HSBC said first quarter net profits rose 79% as bad debt reserves declined and improving economic outlook more than a year after the start of the coronavirus pandemic helped offset the fallout on income from low interest rates.
Net profit before tax was $ 5.8 billion in the three months to March 30, the bank said on Tuesday, significantly higher than the $ 3.3 billion forecast by analysts. Revenue fell 5% to $ 13 billion, slightly above expectations of $ 12.6 billion.
“The economic outlook has improved, although uncertainties remain,” said Managing Director Noel Quinn. “We are maintaining good momentum in the second quarter, while maintaining cautious positions in capital, financing, liquidity and credit.”
Reserves for expected credit losses also continued to decline from their 2020 highs. The bank freed up $ 400 million in provisions it set up for bad debts accumulated during the pandemic. He had set aside $ 3 billion in the first quarter of last year.
A $ 600 million loan loss allowance related to the bank’s exposure to Hin Leong, a Singapore oil trader in the center of an accounting scandal, also weighed on the previous period.

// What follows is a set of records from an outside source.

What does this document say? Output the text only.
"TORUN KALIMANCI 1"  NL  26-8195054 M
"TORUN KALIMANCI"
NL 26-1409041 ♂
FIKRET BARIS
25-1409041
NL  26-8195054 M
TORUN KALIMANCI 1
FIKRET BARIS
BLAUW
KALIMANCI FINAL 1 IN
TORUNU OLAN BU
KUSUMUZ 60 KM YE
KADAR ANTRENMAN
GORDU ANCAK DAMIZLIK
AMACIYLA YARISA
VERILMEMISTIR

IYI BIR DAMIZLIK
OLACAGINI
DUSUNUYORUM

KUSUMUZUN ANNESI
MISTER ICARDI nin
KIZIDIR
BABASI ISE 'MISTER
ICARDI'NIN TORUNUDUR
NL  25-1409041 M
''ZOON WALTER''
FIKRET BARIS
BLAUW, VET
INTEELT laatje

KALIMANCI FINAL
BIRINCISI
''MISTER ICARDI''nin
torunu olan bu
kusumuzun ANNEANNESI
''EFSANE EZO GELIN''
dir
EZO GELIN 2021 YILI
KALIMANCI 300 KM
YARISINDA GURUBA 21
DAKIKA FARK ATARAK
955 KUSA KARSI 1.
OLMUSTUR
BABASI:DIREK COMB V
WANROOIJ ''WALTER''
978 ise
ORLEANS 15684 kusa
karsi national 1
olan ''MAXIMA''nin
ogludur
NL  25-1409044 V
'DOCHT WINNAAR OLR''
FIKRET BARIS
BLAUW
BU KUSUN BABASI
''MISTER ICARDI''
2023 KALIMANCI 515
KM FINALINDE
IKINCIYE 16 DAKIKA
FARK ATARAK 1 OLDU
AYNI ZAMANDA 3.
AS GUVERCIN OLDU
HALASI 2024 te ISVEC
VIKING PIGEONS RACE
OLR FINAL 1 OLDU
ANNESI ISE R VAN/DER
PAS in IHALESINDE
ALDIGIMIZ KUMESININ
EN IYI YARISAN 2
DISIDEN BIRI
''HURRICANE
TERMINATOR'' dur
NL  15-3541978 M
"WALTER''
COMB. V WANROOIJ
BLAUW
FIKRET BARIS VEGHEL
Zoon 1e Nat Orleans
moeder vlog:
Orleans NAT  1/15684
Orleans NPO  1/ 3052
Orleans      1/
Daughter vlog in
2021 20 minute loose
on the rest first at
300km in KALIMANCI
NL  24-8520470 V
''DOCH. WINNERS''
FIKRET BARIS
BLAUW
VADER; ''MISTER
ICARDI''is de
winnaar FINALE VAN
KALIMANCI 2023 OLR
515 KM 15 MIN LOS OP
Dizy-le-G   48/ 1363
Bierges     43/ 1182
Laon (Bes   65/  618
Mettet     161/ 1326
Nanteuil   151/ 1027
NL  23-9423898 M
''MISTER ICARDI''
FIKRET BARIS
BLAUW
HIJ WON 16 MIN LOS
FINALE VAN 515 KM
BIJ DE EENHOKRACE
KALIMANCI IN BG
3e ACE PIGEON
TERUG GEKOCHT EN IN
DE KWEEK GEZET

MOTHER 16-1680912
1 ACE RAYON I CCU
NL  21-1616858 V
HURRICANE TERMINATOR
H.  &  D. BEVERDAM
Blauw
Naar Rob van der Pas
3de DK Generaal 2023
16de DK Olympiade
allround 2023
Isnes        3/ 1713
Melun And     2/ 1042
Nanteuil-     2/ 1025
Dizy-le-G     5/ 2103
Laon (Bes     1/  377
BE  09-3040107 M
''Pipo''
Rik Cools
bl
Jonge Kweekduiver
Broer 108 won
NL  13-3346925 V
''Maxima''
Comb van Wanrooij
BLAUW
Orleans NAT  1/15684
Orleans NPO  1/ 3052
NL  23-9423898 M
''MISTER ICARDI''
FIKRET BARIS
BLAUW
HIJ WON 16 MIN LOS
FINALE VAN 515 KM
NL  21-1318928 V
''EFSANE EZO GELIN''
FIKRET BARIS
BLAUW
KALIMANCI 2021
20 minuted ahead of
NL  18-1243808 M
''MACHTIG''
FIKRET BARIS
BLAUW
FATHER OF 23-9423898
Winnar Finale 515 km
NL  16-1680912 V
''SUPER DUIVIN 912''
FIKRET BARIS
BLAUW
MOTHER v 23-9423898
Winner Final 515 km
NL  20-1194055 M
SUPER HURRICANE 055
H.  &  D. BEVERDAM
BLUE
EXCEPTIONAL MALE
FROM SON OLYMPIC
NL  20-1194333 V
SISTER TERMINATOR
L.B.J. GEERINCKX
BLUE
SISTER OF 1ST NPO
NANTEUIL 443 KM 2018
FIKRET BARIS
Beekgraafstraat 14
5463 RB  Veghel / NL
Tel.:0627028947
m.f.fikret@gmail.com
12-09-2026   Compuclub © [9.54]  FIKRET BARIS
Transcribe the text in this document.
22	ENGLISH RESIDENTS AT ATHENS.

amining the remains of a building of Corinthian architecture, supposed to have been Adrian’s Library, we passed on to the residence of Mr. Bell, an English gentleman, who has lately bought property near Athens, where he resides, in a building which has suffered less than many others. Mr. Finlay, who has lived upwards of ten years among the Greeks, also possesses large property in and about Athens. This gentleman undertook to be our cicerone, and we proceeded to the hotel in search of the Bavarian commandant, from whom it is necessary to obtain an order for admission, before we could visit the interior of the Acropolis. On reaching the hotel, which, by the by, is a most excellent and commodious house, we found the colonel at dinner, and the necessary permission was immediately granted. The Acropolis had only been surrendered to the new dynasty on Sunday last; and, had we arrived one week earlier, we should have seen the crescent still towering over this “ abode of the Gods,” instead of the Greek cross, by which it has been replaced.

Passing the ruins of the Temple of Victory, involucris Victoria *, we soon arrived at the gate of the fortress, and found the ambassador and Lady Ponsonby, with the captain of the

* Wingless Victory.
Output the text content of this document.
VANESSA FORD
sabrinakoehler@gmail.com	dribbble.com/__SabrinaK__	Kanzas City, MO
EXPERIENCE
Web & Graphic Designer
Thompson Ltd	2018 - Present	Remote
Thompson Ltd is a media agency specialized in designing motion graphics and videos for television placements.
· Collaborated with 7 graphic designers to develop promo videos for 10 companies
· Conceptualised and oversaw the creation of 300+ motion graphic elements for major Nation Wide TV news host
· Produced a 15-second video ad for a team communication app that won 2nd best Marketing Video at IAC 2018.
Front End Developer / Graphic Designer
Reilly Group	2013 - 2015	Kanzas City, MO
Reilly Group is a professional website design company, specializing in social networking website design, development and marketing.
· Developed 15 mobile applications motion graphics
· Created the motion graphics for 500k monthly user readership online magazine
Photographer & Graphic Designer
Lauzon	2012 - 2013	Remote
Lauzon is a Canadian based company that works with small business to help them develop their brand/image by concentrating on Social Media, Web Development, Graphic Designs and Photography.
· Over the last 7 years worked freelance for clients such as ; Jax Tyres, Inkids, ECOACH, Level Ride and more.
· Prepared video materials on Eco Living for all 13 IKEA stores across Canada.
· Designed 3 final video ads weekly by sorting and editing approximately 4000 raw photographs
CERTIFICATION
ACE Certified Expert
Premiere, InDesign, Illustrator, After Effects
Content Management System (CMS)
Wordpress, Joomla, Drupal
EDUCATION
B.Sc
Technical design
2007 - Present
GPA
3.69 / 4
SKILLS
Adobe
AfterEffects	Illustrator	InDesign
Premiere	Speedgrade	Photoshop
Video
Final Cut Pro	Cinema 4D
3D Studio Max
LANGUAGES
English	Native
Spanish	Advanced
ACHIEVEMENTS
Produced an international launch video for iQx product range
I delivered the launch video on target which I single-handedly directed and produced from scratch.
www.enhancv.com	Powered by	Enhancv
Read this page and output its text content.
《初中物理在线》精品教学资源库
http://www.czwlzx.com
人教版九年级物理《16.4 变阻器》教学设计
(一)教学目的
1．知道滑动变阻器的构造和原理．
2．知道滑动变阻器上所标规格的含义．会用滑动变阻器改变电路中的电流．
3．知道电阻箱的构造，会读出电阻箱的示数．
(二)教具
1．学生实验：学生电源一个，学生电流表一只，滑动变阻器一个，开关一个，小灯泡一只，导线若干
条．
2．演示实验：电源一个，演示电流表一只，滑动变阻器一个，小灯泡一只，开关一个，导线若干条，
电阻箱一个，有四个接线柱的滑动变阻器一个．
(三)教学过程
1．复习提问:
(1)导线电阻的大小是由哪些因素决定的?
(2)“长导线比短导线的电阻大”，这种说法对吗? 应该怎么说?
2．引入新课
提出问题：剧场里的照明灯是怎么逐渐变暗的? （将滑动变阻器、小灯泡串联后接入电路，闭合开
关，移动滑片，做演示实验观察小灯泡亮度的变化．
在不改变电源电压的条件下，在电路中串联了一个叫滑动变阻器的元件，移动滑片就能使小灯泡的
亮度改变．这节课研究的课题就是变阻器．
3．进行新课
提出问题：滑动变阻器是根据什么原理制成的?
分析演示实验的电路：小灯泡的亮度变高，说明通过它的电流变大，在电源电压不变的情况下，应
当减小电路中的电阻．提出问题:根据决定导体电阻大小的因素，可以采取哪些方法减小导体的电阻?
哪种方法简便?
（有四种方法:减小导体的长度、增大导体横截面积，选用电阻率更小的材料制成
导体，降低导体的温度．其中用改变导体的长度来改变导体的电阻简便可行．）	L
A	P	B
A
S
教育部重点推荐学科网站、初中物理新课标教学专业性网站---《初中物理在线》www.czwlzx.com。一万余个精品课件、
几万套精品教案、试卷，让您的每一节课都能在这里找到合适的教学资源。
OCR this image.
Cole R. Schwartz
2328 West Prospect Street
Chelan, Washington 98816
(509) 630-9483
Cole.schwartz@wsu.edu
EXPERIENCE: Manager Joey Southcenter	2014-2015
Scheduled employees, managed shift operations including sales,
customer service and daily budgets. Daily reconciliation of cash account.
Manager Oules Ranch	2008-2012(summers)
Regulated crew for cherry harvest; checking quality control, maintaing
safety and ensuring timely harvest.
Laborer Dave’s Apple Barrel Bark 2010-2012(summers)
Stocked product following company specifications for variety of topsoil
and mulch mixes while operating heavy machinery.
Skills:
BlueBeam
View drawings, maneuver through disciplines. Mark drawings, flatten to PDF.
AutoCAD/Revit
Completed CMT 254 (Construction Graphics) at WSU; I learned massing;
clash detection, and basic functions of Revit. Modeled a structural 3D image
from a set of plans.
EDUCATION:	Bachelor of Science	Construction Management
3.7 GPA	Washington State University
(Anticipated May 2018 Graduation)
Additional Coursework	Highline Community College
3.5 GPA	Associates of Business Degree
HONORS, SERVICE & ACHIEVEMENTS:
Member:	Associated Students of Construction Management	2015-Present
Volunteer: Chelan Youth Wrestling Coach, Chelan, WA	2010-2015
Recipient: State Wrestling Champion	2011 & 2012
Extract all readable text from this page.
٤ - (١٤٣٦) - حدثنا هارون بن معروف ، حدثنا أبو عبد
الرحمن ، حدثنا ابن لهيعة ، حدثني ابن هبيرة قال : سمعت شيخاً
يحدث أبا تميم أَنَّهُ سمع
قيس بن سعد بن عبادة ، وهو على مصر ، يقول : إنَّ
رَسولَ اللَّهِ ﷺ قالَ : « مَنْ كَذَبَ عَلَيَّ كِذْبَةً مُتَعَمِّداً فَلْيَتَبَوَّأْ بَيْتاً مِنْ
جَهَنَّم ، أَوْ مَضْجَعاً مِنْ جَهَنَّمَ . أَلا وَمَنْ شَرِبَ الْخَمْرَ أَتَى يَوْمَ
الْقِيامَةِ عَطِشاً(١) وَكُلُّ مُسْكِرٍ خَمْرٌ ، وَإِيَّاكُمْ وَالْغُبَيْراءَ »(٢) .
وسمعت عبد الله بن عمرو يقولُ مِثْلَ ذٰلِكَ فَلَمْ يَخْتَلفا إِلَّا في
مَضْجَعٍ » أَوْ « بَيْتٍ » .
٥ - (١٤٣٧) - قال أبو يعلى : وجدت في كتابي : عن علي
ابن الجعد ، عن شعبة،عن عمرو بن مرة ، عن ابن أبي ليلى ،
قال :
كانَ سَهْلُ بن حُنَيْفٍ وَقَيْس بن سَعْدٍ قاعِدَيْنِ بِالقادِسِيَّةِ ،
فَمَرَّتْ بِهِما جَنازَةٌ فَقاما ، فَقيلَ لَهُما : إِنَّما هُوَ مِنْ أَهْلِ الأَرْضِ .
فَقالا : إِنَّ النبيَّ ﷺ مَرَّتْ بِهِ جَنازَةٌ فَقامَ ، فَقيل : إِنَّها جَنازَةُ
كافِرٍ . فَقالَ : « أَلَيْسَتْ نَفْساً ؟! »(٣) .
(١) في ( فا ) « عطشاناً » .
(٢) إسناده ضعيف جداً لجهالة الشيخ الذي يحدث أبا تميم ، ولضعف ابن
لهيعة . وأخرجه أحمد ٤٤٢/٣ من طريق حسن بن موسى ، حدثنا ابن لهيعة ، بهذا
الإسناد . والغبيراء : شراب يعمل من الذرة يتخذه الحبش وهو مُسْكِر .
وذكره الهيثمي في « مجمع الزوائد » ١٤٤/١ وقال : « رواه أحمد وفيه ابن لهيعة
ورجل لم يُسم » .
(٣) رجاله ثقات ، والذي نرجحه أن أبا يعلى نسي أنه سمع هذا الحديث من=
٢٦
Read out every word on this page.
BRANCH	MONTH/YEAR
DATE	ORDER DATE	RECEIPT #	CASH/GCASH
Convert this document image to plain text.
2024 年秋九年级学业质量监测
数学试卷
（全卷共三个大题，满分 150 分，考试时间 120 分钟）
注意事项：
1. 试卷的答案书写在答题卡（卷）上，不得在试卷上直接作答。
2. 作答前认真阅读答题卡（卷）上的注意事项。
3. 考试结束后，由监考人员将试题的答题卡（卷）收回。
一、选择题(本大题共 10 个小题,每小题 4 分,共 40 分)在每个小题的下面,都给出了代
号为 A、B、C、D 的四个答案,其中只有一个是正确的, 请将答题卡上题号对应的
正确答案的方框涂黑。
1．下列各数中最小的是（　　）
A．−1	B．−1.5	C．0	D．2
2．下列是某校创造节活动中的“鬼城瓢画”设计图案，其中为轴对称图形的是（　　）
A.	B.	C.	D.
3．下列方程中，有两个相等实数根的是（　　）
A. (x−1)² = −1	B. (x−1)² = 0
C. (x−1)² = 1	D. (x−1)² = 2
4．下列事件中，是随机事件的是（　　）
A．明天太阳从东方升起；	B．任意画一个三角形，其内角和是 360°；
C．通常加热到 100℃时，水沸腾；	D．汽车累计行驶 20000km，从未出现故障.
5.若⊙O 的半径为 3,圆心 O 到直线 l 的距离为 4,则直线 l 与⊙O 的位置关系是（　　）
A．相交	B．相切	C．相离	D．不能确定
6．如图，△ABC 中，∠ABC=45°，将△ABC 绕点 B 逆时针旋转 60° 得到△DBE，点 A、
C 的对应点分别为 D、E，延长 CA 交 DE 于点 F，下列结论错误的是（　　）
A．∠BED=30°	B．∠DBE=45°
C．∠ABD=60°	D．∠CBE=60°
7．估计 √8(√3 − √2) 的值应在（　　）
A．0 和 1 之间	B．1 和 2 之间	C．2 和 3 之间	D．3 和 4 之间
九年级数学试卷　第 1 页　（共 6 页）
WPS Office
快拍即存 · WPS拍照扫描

The reversal of credit losses helped reverse the performance of its UK bank, which reported first quarter profits of just over $ 1 billion, up from $ 369 million in the same period last year.
HSBC shares rose 2.8% in trading in Hong Kong on Tuesday afternoon after the results were released.
HSBC is in the midst of a program to redeploy $ 100 billion of risk-weighted assets from underperforming companies in Europe and the United States to Asia, particularly in wealth management and of assets. He also pledged to cut $ 5.5 billion in annual costs and cut 35,000 jobs as extremely low interest rates reduce income by billions of dollars a year.
HSBC said on Tuesday it was continuing negotiations on sale from its French retail banking division to private equity group Cerberus, although no decision has yet been made.
As the bank has become a political punch bag in the US-China trade war and the future of Hong Kong, Quinn recently told the Financial Times he would. not “flip-flop” on strategy whenever there was a surge of tension.
Profit for the first quarter half dipped Last year, the bank increased its bad debt reserves fivefold as the pandemic forced unprecedented global lockdowns, sparking fears about the stability of the financial system.
As the outlook brightened at the end of 2020, HSBC’s full-year pre-tax profit fell 45 percent.